Ils ont étudié 277 villes des États-Unis contigus à l’aide de simulations de modèles et des dernières projections climatiques futures de l’ensemble de données du Coupled Model Intercomparison Project (CMIP6). Ils ont examiné quatre scénarios possibles de réchauffement climatique, dont une variété de scénarios possibles de réchauffement climatique et deux scénarios pour le secteur de l'électricité.

« Dans un scénario du secteur de l'électricité, nous supposons qu'aucune politique carbone ne sera mise en œuvre à l'avenir, mais nous incluons également un scénario qui suppose que le secteur de l'électricité se décarbonisera rapidement et atteindra zéro émission nette de carbone d'ici 2050, similaire à l'objectif sans pollution par le carbone annoncé par le président américain Biden en 2023 », a déclaré Wang Chenghao.

Résultats et implications de la recherche

Pour étudier l'évolution de la consommation d'énergie des bâtiments urbains dans le cadre du futur changement climatique, l'équipe de Wang Chenghao a utilisé une mesure appelée intensité de consommation d'énergie (IUE). L'IUE correspond à la consommation d'énergie par pied carré et par an et est calculée en divisant l'énergie totale consommée par le bâtiment par la superficie totale au sol.

"En raison du changement climatique, nous constatons que l'IE de la construction à l'échelle de la ville devrait changer de manière inégale d'ici les années 2050 par rapport aux années 2010, les plus fortes augmentations de l'IE de l'électricité se produisant principalement dans le Sud, le Sud-Ouest, l'Ouest et le Sud-Est, avec des augmentations allant jusqu'à 7,2 %."

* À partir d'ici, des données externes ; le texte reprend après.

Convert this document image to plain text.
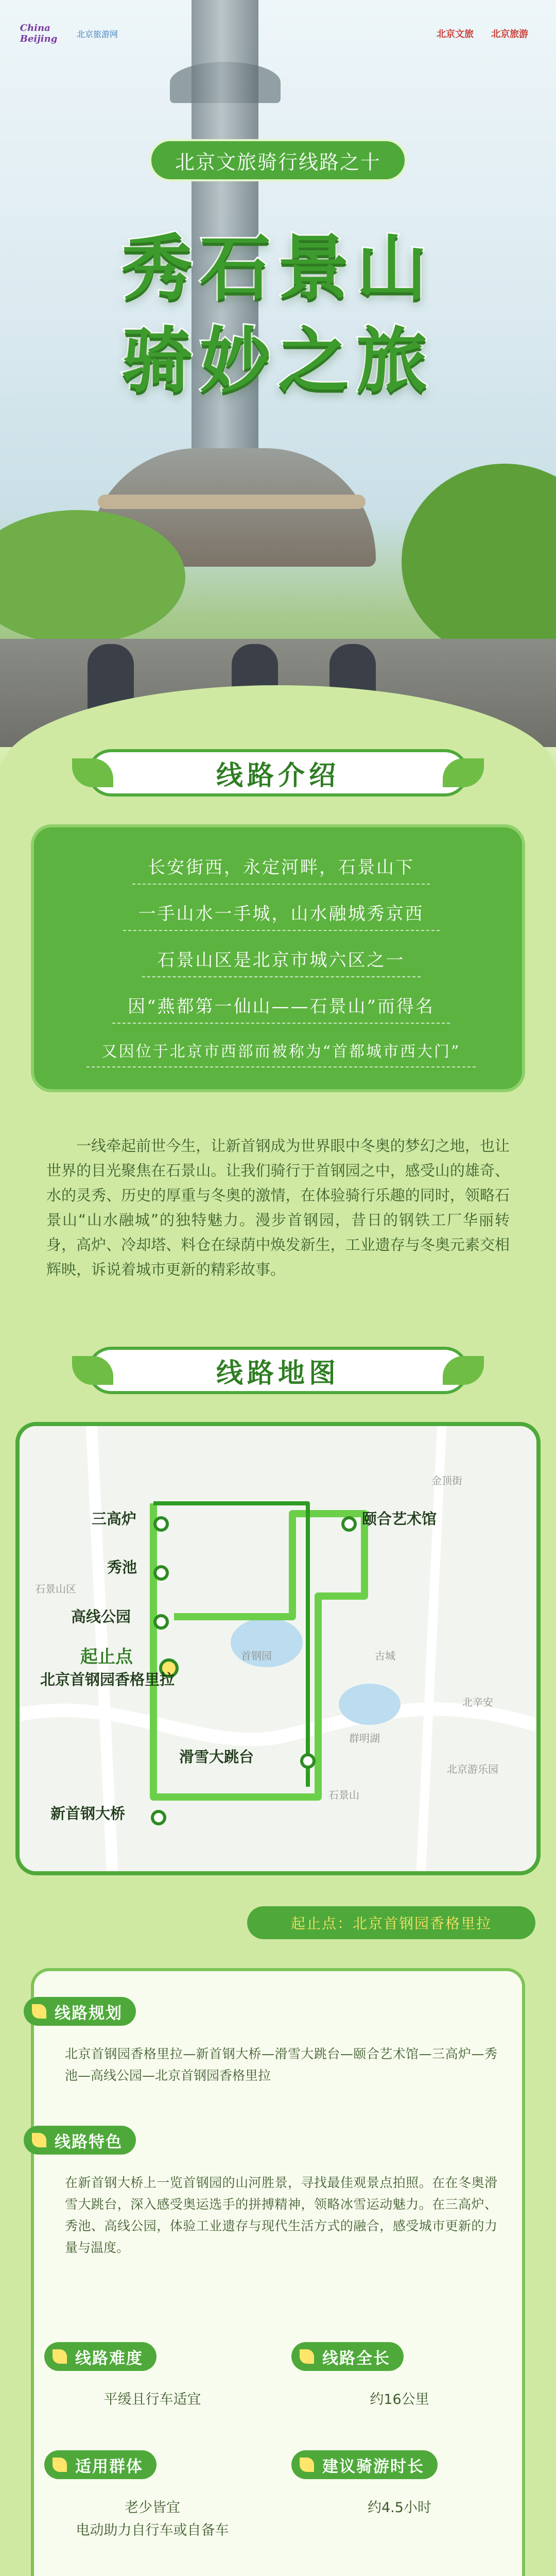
China Beijing	北京旅游网	北京文旅	北京旅游
北京文旅骑行线路之十
秀石景山
骑妙之旅
线路介绍
长安街西，永定河畔，石景山下
一手山水一手城，山水融城秀京西
石景山区是北京市城六区之一
因“燕都第一仙山——石景山”而得名
又因位于北京市西部而被称为“首都城市西大门”
一线牵起前世今生，让新首钢成为世界眼中冬奥的梦幻之地，也让世界的目光聚焦在石景山。让我们骑行于首钢园之中，感受山的雄奇、水的灵秀、历史的厚重与冬奥的激情，在体验骑行乐趣的同时，领略石景山“山水融城”的独特魅力。漫步首钢园，昔日的钢铁工厂华丽转身，高炉、冷却塔、料仓在绿荫中焕发新生，工业遗存与冬奥元素交相辉映，诉说着城市更新的精彩故事。
线路地图
三高炉
秀池
高线公园
起止点
北京首钢园香格里拉
滑雪大跳台
新首钢大桥
颐合艺术馆
石景山区
首钢园	古城
北辛安
群明湖
石景山
北京游乐园
金顶街
起止点：北京首钢园香格里拉
线路规划
北京首钢园香格里拉—新首钢大桥—滑雪大跳台—颐合艺术馆—三高炉—秀池—高线公园—北京首钢园香格里拉
线路特色
在新首钢大桥上一览首钢园的山河胜景，寻找最佳观景点拍照。在在冬奥滑雪大跳台，深入感受奥运选手的拼搏精神，领略冰雪运动魅力。在三高炉、秀池、高线公园，体验工业遗存与现代生活方式的融合，感受城市更新的力量与温度。
线路难度
平缓且行车适宜
线路全长
约16公里
适用群体
老少皆宜
电动助力自行车或自备车
建议骑游时长
约4.5小时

Une étude dirigée par Chenghao Wang, professeur adjoint à l'Université d'Oklahoma, aborde la question cruciale de savoir comment la consommation énergétique des bâtiments à l'échelle de la ville évoluera sous les effets du changement climatique. Source : Université d'Oklahoma

Ils ont constaté que pendant la saison chaude et les jours les plus chauds, l'augmentation de l'IEU électrique sera beaucoup plus importante que le changement tout au long de l'année, en particulier dans le nord-ouest. La principale raison de cette différence est que l’adoption de la climatisation et la consommation d’énergie pour le refroidissement des locaux seront plus élevées dans un avenir plus chaud. Pour chaque degré de réchauffement, l’IEE moyen de refroidissement des locaux au niveau de la ville augmentera de 13,8 %.

« Nous avons constaté que la consommation d'électricité des bâtiments urbains en période de pointe en été a augmenté de 10,1 % pour atteindre 37,7 % en moyenne. Cependant, l'augmentation dans certaines villes dépassera 110 %. Cela nécessitera une plus grande capacité du réseau et une plus grande capacité à résister aux coupures de courant extrêmes liées aux vagues de chaleur », a déclaré Wang.

L'équipe a également évalué les changements potentiels dans les sources d'énergie utilisées par les bâtiments urbains, en tenant compte des pertes d'énergie lors de la production, du transport et de la distribution d'électricité.

« La décarbonisation du secteur de l'électricité est très efficace pour réduire la consommation d'énergie dans les futurs bâtiments urbains, mais la clé est de réduire davantage la combustion directe de combustibles fossiles dans les bâtiments », a déclaré Wang. "En termes simples, nous devons électrifier rapidement les bâtiments urbains du futur."